The financial dependence or debt profile of African nations on China may even worsen if there are no strategic efforts to metamorphose from a raw-material exporting region into a manufacturing region, diversify African exports, revive the already deteriorated infrastructure, promote industrialization, and address other structural issues.
As a Catholic focused on justice, how do you view the ethics of this relationship? Is it a genuine partnership for development, or does it resemble “debt-trap diplomacy” where the lender dictates the terms of engagement to the detriment of the borrower’s sovereignty?
The Biblical principles of justice include honesty, fairness, mutual benefit, a desire for human good, and a long-term interest in human development rather than relationships of dependency or extraction. So, from a Christian perspective focused on justice, it would be difficult to conclude now that the relationship aims to promote development, or that China is pursuing any hidden agenda, such as debt-trap diplomacy.
If African nations are regarded as “economically vulnerable states”, the question we need to ask, even before agreeing to the policy, is what factors make African states economically vulnerable? After identifying these factors, we need to address them to maximize trade benefits, promote economic development and boost the quality of life.
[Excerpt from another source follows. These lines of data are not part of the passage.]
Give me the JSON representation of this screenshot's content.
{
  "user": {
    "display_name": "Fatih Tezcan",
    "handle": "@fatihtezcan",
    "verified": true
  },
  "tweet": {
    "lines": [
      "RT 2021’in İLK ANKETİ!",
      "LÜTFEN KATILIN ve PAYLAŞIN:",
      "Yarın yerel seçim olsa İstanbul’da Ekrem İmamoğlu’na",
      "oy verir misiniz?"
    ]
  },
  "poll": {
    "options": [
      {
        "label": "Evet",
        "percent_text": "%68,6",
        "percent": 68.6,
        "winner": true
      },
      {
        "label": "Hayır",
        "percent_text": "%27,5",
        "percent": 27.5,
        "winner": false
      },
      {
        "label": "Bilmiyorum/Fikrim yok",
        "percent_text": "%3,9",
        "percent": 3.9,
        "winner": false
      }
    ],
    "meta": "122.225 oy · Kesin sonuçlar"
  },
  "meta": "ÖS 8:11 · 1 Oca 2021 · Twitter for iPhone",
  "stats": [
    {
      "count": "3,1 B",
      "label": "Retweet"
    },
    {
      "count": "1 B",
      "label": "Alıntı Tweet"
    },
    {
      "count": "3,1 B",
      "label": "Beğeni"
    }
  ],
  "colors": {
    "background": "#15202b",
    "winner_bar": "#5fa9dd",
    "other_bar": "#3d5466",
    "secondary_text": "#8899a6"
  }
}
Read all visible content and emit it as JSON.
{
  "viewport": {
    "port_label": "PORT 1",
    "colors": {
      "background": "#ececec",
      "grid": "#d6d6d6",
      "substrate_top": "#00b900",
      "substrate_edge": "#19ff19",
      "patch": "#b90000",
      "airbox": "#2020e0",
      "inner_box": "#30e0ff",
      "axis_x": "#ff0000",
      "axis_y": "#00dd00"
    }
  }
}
If all the issues highlighted earlier are effectively addressed, then the relationship can be regarded as a genuine partnership for development, because foreign earnings can be channeled towards human and infrastructural development to make Africa to be economically independent, instead of prioritizing servicing debt owed to Beijing.
If African governments do nothing, the relationship will conflict with the Christian focus on justice and possibly lead to mineral colonialization and mirror debt-trap diplomacy. But this is not their fault; it is our fault. Please take note, they didn’t force us to take loans from them. So, we must take responsibility as a continent.